As the sun went down, we went down to the plateaus south of the Greenbrier River and reached the Irish Corner area. Most of the early Scotch and Irish settlers were sons and grandsons of Presbyterians who left Ulster, Ireland in the 18th century. The name of the city originated from this fact. Others from Great Britain came in the middle of the 1800s.
We stopped at the closed Mt. Zion Methodist Church, which was built around the turn of the last century. The only interesting thing about the building is its Gothic-style windows. For a church that doesn’t seem to have been used in decades, the grounds and building have been well taken care of.
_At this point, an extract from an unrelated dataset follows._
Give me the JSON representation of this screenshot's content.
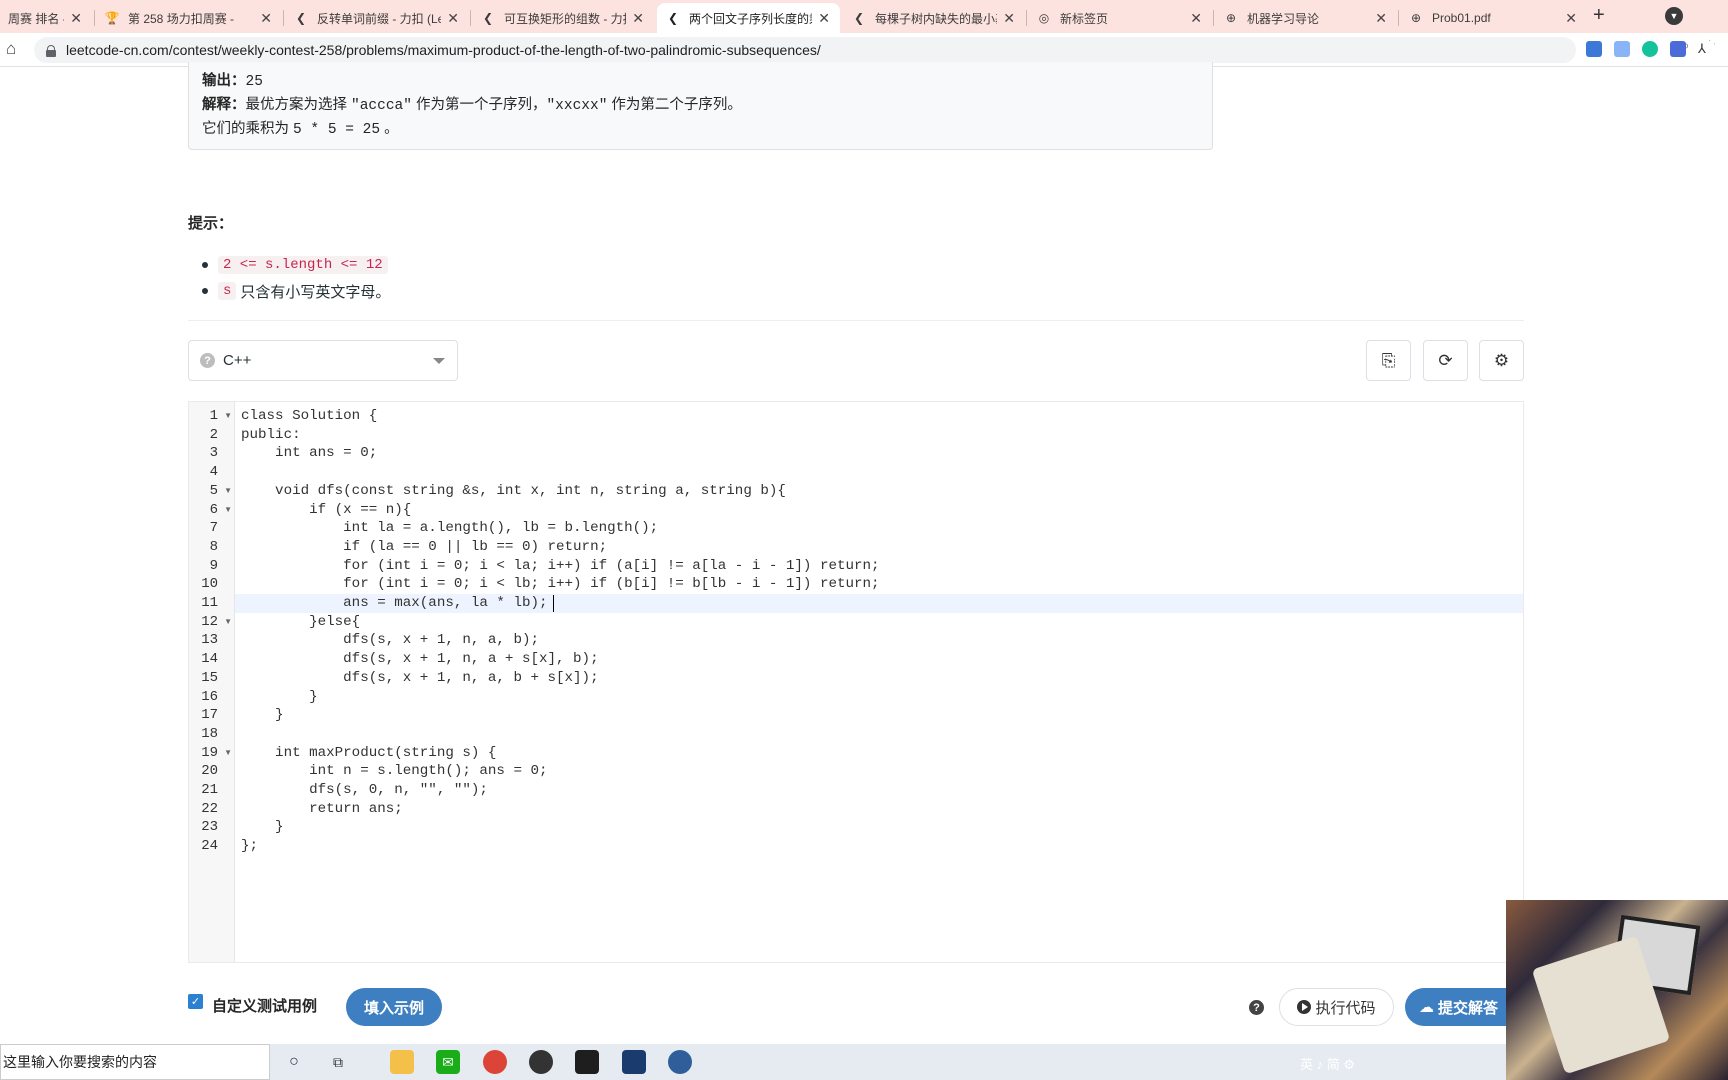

When you turn onto Hokes Mill Road, you can see big family farms. We came to a bend in the road as the sun was setting. To the right was the Middle Ridge Farm, which had a stately red barn with an American flag painted on it. Gap Mountain in the distance made this beautiful scene even more beautiful.
A broken-down dairy barn from 1938 is close to Organ Cave. It was once planned to be torn down to make room for the Stony Glen residential subdivision. However, the process was put on hold when the county commissioners didn’t act on a petition to add the subdivision to the city of Ronceverte. The developers from out of state went to court. To make a long story short, the case went through the court system, and it was decided that the annexation petition was invalid because the houses would not be next to the Ronceverte’s boundaries, because illegal votes from non-people in favor of Stony Glen were counted, and because potential environmental problems were not taken into account. After no more appeals could be made, the Stony Glen subdivision was quietly put on hold. Even though the roads were paved, they are slowly becoming farmland again, and the only foundation for a house was left behind.
On the surface, it doesn’t look like much has changed in the Irish Corner region. When I went back after a long time, the barns, churches, houses, and back roads that I remembered from my first visit all seemed familiar. Some new houses were seen dotting the landscape, but the agrarian landscape has been kept safe by the lack of infrastructure, preservation easements, and agricultural lands trusts. For now, it looks like time has stopped in this part of West Virginia.